Open johnburkey opened 1 year ago
It's untested, I'll see to it Most likely not a big thing
Thanks I got around the alignment assert but the restored context looked off - happily returning an unrelated answer - guessing you know how to debug that 1000x faster than me .
For the alignment I just added aligned allocs and noticed the size of func was returning size of element instead of size of buf so just set it to the alloced size.
Let me know if you need anything from me.

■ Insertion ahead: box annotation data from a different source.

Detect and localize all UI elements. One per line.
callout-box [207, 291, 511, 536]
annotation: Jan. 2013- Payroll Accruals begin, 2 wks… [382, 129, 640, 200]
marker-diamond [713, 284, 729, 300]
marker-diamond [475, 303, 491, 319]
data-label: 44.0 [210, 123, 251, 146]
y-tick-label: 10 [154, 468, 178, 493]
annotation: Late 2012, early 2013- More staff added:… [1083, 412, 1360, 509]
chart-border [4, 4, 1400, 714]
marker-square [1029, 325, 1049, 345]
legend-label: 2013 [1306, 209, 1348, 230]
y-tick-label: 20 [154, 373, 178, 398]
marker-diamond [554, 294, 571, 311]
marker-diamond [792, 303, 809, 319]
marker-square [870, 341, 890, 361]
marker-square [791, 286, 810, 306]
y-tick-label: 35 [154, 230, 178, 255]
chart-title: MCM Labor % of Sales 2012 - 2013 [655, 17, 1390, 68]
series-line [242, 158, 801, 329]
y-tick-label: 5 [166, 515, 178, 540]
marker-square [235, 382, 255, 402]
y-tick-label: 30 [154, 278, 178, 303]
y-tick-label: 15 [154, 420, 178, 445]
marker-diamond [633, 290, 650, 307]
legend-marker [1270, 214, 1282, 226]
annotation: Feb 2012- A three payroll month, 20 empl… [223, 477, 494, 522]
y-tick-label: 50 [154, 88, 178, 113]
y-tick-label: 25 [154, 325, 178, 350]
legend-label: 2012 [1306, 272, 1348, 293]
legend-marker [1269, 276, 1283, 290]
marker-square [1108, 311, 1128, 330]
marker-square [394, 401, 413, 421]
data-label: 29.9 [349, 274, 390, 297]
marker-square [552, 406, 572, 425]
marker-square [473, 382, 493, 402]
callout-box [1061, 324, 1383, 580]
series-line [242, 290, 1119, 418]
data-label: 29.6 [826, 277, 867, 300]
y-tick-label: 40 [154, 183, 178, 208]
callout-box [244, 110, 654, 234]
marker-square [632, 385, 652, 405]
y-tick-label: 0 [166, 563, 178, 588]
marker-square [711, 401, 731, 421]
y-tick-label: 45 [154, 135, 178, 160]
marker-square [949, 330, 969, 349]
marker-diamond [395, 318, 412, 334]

And I have some statistics buddies if you are still diving on k clusters - who knows they may have cool ideas
Feel free to push a PR with your fix :)
Regarding work on k-quants: Those are always very time intense as they need to work with cuda implementations (optimally also with metal and opencl), need to be integrated into a ton of code and maintained. So it's an area where any change can cause a chain of changes. Involvement is always welcome, there is a lot that can be improved and optimized.
ill see what I can do about the alignment fix, but hiding behind that was the context didn't seem to be restored correctly (it replied to a different question than asked. ) Ill check it again and report back.
Yeah there seems to be enough bugs in there I don't think I should check in. It's crashing with a buffer overrun in ggml_compute_forward_dup_f32 during context saving for this model : falcon7b-instruct.ggmlv3.q4_0.bin. (from https://huggingface.co/TheBloke/falcon-7b-instruct-GGML)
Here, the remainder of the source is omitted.